All that gradual exchange flexibility, and yet the renminbi is only weakening:
Those charts are from HSBC’s currency team who observe that since the start of May the CNY has weakened by over 1 per cent versus the dollar — the equivalent of the largest fall over a 20-day period since the USD-CNY exchange rate was liberalised in June 2010.
Conclusion? The CNY may not be as immune to external developments as it was through 2011.
And it’s worth looking at the fix.
As HSBC notes, whereas previously the fix would drag USD-CNY lower (appreciating the CNY versus the dollar), now the fix is seemingly having a weakening effect:
Which brings us to China’s little outflow problem and plateauing reserve situation:
On top of this, the balance of flows is also much less supportive of consistent CNY appreciation. This view has been emerging since last year. The metrics we track to show overall flow pressures on the economy suggest that since late 2011, China has faced the strongest outflow pressures for some time.
With the economic outlook deteriorating, and expectations for currency appreciation having declined notably in recent months, the one-way pressure we previously saw for a lower USD-CNY has faded. This has also shown up in there being less reserve accumulation in recent quarters, with the Q1 rise in reserves largely due to accounting methods, rather than PBoC actively buying USDs.
And the key point:
If such outflows were to continue or even pick up pace, then USD-CNY would be at risk of moving even higher.
It’s also worth highlighting that the last time China experienced such sharp outflows was at the peak of the 2008 global financial crisis.

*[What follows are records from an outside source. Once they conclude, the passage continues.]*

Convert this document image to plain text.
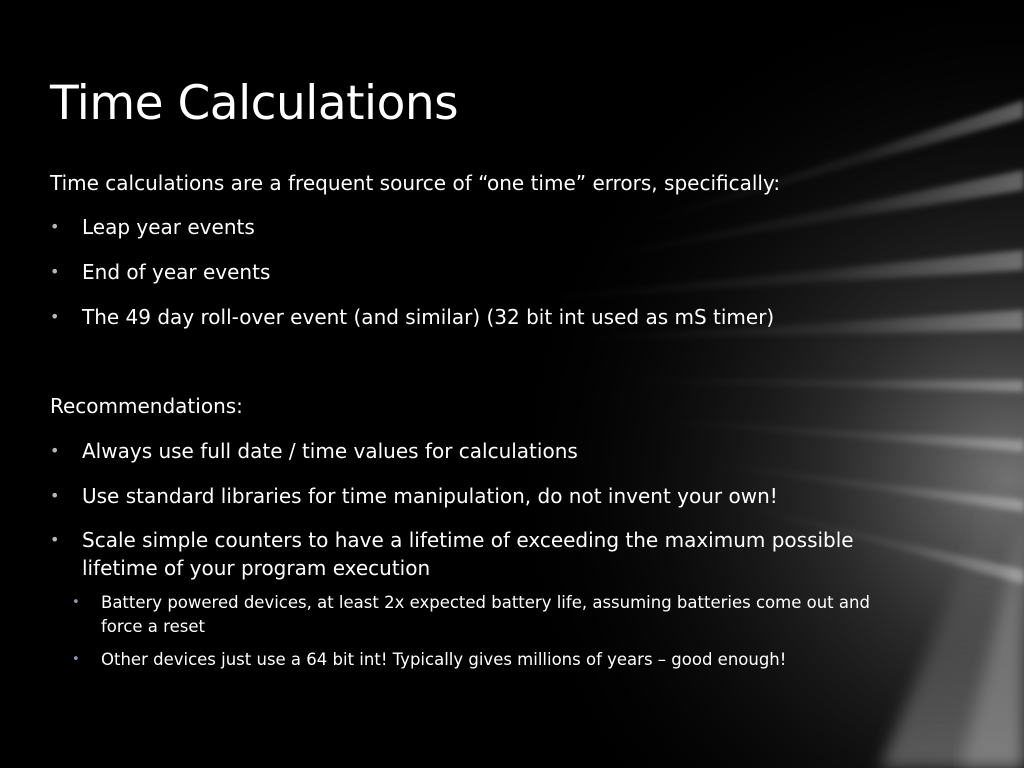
Time Calculations
Time calculations are a frequent source of “one time” errors, specifically:
• Leap year events
• End of year events
• The 49 day roll-over event (and similar) (32 bit int used as mS timer)
Recommendations:
• Always use full date / time values for calculations
• Use standard libraries for time manipulation, do not invent your own!
• Scale simple counters to have a lifetime of exceeding the maximum possible lifetime of your program execution
• Battery powered devices, at least 2x expected battery life, assuming batteries come out and force a reset
• Other devices just use a 64 bit int! Typically gives millions of years – good enough!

Unsurprisingly HSBC now presents something of an about turn on its RMB outlook:
Recent RMB weakness stands out compared with previous episodes. The weakness has been larger and has happened at a faster pace.
Importantly, this demonstrates how the RMB is not immune to stresses emanating from the Eurozone, and also that the currency appears to be more market driven than previously. But this supports our thinking about how the RMB is slowly becoming more flexible, and that the oneway appreciation view of the RMB, that many in the market have held for some time, should be increasingly losing ground. The direction for USD-RMB should be considered more uncertain if it is naturally becoming more flexible and slowly influenced by broader market forces.
Conclusion: China won’t be rescuing anyone (apart from itself perhaps) anytime soon.